Introduction to Machine Learning: The Basics of Machine Learning

by Niche Techy - 30 Aug 2022, Tuesday 229 Views Like (0)
Introduction to Machine Learning: The Basics of Machine Learning

What is machine learning?

Machine learning is a subset of artificial intelligence that focuses on providing computers with the ability to learn and improve from experience without being explicitly programmed. In other words, machine learning algorithms build models based on data that can be used to make predictions or recommendations. Machine learning algorithms are especially good at finding patterns in large sets of data.
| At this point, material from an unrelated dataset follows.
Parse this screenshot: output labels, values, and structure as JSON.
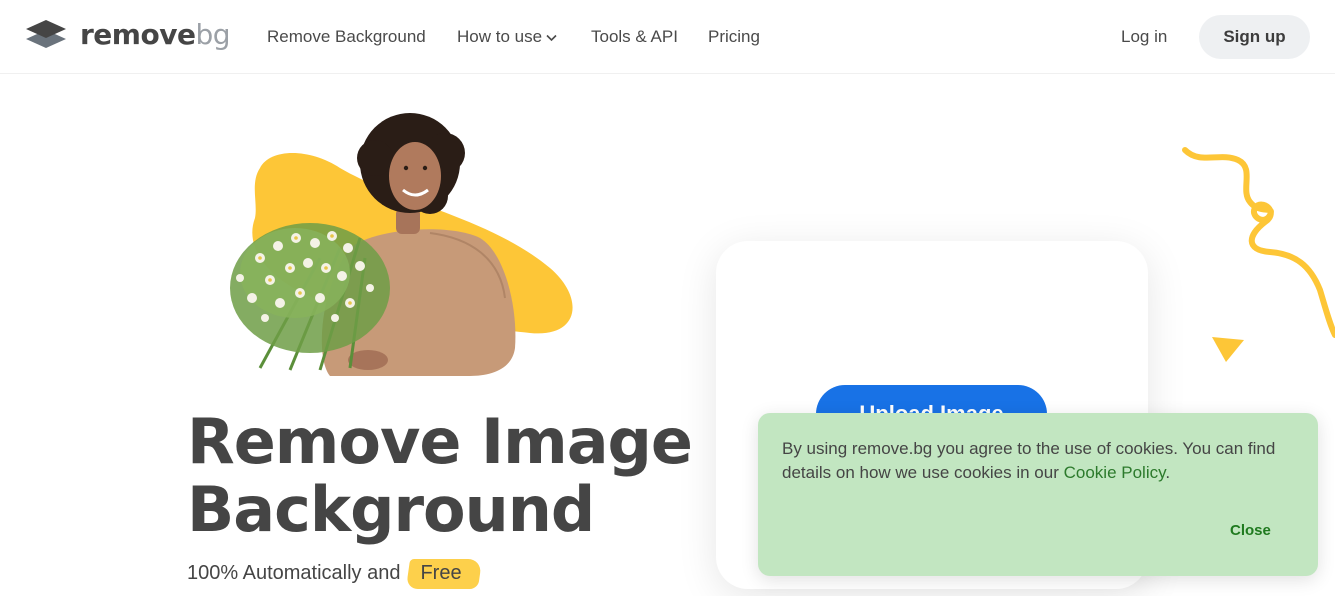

By identifying these patterns, they can provide accurate insights about how things work and how likely certain outcomes are. A classic example of this is predicting which ad to show you on Facebook when you’re browsing for something specific. You may have noticed ads for things you were looking for popping up even before you clicked on them! That’s because Facebook uses machine learning algorithms to identify trends and interests among its users, which then allows it to serve targeted ads.

Classification vs. regression

In machine learning, there are two main types of problems: classification and regression. Classification is where you are trying to predict a label for a data point, and regression is where you are trying to predict a numeric value. An example of the first would be predicting whether an email message is spam or not spam. An example of the second would be predicting how many hours it will take someone to get from New York City to Washington D.C., based on certain factors such as traffic and driving style. There are plenty of other different types of machine learning algorithms, but these two categories cover the majority of what you'll see in practice.

An exampl???????e classification problem

Classification problems are a type of machine learning problem where the goal is to predict a class label for data points. For example, you could use machine learning to build a system that predicts whether an email is spam or not. In this case, we would have two possible classes: spam and not spam. The goal would be to train our model so that it can correctly classify emails as either spam or not-spam with a high degree of accuracy. A typical way to do this is through training the model on a training set of labeled examples (i.e., emails labeled as spam or not). We then test the performance of our trained model on a testing set, which in this case would contain unlabeled examples (i.e., emails without labels). Finally, we calculate how many times out of 100 that our predicted classification matches what was actually labeled by humans in the training set; this number should ideally be close to 100%.

Decision trees

Decision trees are flowchart-like structures in which a decision-making rule is determined by each question (e.g. is the fish predator or prey?). For each answer (for example, prey), there are two branches; if the fish is a predator, the other branch would lead to predators, if the fish is prey, the other branch would lead to prey. Leaf nodes represent a category. Paths from the root of the tree to the leaf represent the rule that decides what categories the fish should belong to.

Random forests

In general, random forests are a type of machine learning algorithm which can be used for either regression or classification tasks. The predictor builds sets of decision trees. Every decision tree is trained on its own subset of the data. Accuracy of these methods is evaluated by judging their ability to accurately predict events. Predictive power is judged by measuring their predictive abilities by statistics such as variance reduction or ROC AUC (Receiver Operating Characteristic Area Under Curve). These determine how accurately the model can predict new examples, as opposed to examples it has seen before. One of the benefits of this approach is that it takes less training data than some other methods, like deep neural networks. Plus, it's shown that random forests often perform comparably to more computationally expensive models in many cases.

Neural networks

Neural networks resemble the way the human brain operates in this way. Neurons in the input layer enter data. Neurons in the hidden layer process the data and extract features. There are neurons in the output layer that produce the final result.